The beheading of Marie Antoinette — courtesy of the guillotine — is accompanied by frenzied revolutionist chants backed by a dramatic French score in the opening moments of Ridley Scott’s Napoleon.
This historical epic stars Joaquin Phoenix as France’s storied general, and follows Bonaparte’s rise to power, wartime accomplishments and troubled domestic life. Scott juxtaposes the power Napoleon wields on the battlefield and the power others wield over him off of it.
Joséphine de Beauharnais is played with poise by Vanessa Kirby, offering perhaps an even greater presence than the film’s titular character. Her infidelity plucks Napoleon back home from Egypt, bleeding glory from the grandiose scale of the emperor’s victories. De Beauharnais, in a sense, becomes a conduit for diving into the unexplored aspects of Napoleon's psyche. She is more than a housewife, taking charge as a true empress of France and of the narrative arc of the film.
Phoenix presents Napoleon as both stoic and vulnerable, bringing to life a version of the character unaddressed in history textbooks. The Napoleon we meet on the battlefield is a strategic genius but the man at home is something else entirely. He’s at times a vindictive emperor, at other turns a victimized pawn belied by two distinct spheres of his life. He’s one half of a passionate royal couple, but never a whole person unless he’s conquering another European power or manipulating allies.
The combination of the two performances results in a unique film, as much a tale of Napoleon’s marriage as it is an exploration of his political legacy. We take in the immensity of his military genius and his conquests just as we do the betrayals and inevitable exile to the island of St. Helena that befalls Bonaparte towards the end of his life.
Scott is more concerned with cinematic flavor than historical accuracy (“get a life,” is his response to critics), injecting stunningly-choreographed battle scenes and the right dose of melodrama into “Napoleon.”
With the screen time we do get on the battlefield, Scott does well to immerse audiences into the moments that made Napoleon into a legend by staging massive fight sequences that fill the entirety of the frame. These scenes are bursting with spectacle and gore, an alluring painting over of the imagined borders of warfare.

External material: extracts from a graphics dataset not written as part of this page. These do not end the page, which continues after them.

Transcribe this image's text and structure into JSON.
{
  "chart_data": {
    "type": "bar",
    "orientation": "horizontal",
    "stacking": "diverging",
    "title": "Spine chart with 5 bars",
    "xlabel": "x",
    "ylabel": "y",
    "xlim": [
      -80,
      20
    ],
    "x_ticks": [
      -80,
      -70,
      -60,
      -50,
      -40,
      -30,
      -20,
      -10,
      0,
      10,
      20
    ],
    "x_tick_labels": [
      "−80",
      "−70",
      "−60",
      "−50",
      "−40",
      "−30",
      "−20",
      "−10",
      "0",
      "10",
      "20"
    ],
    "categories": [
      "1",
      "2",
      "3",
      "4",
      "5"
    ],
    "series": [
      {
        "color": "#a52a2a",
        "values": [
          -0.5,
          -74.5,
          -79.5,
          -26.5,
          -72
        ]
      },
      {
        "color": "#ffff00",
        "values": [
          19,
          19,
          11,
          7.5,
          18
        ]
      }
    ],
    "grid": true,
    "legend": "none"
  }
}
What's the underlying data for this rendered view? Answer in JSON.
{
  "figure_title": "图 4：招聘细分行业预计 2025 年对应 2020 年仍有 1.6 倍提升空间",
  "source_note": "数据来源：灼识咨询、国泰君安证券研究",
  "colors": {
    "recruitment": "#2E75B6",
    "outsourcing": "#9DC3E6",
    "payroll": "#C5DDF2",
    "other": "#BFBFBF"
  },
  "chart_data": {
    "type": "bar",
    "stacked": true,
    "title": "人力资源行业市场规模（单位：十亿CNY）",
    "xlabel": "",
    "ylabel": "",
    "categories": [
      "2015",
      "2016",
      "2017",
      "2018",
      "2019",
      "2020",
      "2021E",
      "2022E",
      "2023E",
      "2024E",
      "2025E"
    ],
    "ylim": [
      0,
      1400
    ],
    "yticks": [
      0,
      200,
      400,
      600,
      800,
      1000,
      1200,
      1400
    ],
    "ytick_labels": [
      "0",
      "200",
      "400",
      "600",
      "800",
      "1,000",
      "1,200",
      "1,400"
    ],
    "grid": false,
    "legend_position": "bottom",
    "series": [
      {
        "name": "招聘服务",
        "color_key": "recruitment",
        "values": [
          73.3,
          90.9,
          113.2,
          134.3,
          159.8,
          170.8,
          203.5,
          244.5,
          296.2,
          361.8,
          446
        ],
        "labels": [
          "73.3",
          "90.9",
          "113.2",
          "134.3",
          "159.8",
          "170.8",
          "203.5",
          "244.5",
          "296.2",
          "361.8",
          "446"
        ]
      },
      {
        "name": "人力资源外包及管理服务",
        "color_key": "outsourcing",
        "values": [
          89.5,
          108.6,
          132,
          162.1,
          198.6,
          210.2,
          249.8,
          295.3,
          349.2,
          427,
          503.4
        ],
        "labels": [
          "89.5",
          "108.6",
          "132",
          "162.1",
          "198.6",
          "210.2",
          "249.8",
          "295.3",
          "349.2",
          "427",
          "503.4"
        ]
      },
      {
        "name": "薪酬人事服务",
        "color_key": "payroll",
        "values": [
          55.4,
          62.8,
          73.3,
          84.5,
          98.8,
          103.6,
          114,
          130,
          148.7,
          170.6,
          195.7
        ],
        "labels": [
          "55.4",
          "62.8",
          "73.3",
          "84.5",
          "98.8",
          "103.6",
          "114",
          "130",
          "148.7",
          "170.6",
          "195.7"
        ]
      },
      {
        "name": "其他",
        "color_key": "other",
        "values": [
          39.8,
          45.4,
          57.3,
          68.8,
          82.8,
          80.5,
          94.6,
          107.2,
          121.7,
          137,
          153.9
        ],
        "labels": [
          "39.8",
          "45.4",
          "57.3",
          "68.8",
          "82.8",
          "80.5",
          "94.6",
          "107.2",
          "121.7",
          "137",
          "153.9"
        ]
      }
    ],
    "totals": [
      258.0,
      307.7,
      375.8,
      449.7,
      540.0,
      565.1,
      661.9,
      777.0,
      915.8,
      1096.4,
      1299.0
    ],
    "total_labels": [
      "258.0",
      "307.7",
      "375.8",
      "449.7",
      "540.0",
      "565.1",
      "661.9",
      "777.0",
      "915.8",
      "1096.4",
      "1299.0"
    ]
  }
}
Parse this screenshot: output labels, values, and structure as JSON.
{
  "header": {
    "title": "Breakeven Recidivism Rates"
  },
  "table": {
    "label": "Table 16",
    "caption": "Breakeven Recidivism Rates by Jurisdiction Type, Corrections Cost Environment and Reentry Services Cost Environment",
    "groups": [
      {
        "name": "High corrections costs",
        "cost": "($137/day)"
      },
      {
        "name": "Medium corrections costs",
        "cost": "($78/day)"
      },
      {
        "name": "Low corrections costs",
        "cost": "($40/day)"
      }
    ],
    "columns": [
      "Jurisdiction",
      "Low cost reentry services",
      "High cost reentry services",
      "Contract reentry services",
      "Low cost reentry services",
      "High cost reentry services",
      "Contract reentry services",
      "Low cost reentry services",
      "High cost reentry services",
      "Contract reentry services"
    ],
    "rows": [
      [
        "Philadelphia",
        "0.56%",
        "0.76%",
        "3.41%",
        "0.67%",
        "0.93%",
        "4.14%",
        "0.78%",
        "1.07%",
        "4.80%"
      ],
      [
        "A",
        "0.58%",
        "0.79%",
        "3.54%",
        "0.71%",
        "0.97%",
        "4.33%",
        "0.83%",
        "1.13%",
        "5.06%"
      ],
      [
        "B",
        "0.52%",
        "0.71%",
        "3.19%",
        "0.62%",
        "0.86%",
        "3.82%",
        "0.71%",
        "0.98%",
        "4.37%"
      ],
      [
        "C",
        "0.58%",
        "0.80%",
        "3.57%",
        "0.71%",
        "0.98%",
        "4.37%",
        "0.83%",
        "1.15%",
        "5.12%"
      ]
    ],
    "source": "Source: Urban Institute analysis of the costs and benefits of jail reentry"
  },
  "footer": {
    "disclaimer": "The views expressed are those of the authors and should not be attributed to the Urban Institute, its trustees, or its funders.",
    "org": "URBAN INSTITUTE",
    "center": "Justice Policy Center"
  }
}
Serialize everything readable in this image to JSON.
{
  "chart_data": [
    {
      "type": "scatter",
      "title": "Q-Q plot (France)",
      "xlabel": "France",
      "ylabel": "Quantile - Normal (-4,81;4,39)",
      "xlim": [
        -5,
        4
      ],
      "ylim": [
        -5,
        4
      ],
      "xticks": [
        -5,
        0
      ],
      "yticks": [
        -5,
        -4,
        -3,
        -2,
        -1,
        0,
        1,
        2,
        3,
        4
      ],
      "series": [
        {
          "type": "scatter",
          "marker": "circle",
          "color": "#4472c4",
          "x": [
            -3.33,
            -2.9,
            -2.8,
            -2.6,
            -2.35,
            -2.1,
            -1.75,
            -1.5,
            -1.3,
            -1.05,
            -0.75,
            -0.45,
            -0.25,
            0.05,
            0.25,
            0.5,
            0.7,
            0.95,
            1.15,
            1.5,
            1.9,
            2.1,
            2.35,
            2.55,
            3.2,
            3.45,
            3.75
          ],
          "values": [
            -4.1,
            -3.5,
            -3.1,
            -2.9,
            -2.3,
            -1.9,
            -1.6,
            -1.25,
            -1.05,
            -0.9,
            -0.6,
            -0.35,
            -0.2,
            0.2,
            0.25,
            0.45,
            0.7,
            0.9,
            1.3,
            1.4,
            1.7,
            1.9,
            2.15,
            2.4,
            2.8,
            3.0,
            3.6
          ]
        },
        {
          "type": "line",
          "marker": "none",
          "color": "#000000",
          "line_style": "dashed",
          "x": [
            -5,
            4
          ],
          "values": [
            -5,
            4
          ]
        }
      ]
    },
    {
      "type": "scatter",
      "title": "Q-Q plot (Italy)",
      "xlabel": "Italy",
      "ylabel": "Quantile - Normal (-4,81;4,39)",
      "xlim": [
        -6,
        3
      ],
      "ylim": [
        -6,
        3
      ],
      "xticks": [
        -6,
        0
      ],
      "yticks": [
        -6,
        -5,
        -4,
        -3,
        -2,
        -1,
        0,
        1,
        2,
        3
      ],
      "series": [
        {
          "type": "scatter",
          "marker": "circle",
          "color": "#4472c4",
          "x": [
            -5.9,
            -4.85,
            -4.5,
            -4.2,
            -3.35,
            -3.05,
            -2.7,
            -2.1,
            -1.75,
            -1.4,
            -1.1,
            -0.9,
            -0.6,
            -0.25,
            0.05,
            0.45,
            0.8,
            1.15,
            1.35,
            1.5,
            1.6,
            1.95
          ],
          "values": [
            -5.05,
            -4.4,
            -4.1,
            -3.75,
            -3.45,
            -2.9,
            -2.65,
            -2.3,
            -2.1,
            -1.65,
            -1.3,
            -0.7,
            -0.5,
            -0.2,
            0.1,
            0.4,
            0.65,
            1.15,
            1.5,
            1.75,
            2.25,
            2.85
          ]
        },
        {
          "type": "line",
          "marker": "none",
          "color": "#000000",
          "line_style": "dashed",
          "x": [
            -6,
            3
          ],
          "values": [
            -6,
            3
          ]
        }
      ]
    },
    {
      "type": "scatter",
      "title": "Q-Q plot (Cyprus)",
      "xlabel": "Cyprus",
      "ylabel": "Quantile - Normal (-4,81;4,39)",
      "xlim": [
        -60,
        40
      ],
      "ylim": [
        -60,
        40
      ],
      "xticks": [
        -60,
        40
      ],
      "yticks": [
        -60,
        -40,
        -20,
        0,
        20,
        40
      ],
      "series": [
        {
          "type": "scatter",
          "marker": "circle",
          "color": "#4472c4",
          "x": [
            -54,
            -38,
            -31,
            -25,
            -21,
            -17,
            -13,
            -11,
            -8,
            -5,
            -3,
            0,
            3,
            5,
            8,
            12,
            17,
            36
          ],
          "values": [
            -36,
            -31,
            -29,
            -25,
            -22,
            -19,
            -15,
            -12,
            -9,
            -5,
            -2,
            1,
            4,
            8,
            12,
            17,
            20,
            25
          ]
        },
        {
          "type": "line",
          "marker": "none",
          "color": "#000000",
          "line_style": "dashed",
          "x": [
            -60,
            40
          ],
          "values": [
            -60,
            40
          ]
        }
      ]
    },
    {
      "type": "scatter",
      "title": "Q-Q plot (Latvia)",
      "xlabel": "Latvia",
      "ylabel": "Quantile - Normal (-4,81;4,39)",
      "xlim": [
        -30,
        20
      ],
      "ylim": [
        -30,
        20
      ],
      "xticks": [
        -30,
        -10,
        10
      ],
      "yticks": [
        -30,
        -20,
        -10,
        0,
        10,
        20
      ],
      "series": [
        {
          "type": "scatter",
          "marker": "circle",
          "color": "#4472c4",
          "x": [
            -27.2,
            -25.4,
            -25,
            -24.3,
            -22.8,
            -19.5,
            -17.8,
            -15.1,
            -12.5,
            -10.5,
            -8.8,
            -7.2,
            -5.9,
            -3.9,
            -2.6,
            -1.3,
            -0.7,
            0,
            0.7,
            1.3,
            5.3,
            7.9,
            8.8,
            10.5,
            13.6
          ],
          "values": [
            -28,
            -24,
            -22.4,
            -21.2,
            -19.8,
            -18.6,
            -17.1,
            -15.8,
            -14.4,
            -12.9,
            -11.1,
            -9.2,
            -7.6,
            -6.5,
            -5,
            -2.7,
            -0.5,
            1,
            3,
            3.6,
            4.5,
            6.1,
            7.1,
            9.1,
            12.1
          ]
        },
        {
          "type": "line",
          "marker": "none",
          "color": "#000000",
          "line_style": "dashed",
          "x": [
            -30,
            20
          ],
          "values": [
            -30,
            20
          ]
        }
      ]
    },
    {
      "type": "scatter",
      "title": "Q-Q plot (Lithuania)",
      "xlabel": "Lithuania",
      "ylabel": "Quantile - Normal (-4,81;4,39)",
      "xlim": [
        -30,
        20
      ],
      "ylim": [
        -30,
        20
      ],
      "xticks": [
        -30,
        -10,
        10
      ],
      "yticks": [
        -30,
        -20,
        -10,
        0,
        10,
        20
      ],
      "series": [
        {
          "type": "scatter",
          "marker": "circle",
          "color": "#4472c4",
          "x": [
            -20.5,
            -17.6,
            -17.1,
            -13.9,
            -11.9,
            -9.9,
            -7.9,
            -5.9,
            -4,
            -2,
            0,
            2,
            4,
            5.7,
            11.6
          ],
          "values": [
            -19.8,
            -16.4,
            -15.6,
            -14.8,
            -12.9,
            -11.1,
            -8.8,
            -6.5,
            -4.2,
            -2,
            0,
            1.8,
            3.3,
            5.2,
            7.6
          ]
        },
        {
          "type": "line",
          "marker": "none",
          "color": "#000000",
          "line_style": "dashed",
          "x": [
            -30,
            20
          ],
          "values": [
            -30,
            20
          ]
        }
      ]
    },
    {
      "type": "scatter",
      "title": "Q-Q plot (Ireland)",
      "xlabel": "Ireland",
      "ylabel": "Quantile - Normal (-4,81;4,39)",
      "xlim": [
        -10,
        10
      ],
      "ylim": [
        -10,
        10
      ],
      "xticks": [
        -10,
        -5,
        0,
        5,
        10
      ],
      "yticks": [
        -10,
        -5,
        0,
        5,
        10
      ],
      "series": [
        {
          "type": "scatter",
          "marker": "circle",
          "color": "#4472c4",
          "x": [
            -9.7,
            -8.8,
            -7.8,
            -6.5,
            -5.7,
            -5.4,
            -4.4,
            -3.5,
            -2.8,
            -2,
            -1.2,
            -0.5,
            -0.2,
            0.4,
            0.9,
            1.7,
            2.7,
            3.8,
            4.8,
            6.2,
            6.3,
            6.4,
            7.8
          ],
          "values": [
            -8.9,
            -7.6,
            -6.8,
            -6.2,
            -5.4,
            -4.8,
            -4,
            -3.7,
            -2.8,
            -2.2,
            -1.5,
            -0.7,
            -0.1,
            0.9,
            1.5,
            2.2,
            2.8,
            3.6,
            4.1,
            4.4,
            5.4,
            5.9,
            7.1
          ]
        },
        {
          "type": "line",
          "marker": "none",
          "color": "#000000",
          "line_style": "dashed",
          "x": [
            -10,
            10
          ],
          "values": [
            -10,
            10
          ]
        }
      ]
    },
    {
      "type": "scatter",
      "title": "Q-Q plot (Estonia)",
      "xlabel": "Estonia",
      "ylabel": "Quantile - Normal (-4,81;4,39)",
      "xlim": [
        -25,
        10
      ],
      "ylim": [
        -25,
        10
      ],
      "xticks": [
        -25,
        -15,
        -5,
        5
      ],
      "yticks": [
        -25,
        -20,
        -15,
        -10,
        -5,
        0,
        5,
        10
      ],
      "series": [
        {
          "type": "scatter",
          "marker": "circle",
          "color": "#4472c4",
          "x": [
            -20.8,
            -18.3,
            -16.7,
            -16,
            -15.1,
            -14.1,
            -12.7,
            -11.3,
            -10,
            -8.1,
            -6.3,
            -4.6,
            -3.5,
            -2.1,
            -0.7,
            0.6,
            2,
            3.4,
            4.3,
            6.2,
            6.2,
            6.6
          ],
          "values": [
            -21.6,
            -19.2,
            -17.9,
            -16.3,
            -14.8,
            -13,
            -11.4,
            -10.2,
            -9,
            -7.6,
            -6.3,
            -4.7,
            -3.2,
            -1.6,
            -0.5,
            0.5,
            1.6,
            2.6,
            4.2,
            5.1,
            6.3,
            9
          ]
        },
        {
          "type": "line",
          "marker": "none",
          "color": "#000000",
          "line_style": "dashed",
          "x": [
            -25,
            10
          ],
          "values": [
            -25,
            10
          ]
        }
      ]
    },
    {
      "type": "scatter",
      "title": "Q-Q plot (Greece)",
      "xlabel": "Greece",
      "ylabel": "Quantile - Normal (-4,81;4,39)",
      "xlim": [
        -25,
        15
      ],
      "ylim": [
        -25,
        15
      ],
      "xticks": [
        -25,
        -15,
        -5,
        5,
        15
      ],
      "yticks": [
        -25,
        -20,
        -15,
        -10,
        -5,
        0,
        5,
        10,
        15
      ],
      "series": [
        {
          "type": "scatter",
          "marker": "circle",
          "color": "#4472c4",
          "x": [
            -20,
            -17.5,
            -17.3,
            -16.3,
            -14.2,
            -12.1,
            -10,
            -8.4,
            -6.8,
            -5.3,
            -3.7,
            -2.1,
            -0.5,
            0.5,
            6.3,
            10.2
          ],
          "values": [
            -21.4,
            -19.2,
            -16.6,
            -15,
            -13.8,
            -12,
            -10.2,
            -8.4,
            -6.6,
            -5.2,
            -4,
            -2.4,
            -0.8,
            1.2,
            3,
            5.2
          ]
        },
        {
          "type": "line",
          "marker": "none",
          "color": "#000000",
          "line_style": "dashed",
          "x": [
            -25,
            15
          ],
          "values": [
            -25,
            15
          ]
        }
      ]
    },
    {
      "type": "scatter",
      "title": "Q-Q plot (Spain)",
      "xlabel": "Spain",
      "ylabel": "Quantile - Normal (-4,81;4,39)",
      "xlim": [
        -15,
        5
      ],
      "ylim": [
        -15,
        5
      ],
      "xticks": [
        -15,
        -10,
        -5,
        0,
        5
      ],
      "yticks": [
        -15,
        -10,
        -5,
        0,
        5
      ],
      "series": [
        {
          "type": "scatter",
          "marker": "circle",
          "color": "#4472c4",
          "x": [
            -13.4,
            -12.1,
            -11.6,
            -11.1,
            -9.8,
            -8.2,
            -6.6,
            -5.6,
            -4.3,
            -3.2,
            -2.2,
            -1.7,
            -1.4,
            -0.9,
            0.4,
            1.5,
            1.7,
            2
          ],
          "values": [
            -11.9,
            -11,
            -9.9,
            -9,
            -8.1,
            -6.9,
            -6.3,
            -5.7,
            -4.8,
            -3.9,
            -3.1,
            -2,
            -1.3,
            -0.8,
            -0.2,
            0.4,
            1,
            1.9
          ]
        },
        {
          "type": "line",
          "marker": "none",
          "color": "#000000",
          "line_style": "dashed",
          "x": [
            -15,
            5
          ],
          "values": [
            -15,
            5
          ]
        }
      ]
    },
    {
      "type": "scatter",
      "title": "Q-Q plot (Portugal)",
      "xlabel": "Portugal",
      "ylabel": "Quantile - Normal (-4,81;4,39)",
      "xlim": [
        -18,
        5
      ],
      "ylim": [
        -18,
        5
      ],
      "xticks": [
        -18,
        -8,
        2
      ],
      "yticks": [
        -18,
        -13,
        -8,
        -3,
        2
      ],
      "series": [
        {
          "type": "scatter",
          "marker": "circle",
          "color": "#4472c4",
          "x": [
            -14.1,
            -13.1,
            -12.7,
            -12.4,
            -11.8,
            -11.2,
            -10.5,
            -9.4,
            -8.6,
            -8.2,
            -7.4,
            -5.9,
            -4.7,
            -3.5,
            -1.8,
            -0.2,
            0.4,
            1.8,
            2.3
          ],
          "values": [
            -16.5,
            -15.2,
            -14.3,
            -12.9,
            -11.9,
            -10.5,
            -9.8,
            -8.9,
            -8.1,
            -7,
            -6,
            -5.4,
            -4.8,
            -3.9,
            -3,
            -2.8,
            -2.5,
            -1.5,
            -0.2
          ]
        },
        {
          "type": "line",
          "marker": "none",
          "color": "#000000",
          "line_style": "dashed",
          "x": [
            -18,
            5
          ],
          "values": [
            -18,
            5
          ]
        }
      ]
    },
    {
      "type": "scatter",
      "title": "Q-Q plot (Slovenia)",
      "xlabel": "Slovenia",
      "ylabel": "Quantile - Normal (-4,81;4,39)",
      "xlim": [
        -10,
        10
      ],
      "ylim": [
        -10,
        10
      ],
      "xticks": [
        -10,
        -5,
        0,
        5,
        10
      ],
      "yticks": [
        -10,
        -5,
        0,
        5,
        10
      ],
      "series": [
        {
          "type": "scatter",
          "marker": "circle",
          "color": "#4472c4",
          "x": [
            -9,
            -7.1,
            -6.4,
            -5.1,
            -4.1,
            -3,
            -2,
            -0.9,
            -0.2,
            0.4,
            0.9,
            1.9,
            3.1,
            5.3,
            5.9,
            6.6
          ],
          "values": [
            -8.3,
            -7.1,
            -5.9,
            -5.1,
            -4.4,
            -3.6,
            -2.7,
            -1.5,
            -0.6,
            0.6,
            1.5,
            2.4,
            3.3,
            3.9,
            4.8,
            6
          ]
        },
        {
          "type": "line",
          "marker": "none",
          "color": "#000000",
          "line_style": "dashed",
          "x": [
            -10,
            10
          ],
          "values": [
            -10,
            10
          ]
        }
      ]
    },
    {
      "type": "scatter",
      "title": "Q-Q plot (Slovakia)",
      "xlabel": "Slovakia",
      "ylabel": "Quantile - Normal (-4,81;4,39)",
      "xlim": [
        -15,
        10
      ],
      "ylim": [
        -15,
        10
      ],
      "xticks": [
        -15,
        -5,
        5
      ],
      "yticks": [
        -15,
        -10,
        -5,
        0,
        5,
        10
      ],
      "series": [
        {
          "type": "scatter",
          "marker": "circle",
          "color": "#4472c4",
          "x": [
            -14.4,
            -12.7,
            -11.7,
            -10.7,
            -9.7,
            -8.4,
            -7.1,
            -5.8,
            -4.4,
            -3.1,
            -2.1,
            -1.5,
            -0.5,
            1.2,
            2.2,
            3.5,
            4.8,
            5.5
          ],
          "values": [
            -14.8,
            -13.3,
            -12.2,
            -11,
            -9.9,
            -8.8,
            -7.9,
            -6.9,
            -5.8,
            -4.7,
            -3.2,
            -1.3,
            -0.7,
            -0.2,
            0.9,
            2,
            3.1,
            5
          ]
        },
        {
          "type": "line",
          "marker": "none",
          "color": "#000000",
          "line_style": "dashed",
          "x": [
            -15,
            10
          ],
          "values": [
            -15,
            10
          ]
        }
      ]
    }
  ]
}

As a historical drama, Napoleon fails by struggling to weave the thrill of battle into the romance at the core of the film. As a character study, Napoleon thrives upon Scott’s specificity, and is deliberate in its scope and ambitions, giving us a distinct glimpse into his person beyond the battlefield. What would’ve been a medley of unbalanced war scenes is elevated by the discernible complexity of the film’s subject, an incomplete but daring portrayal into the man in the bicorn hat who conquered half a million square miles of Europe.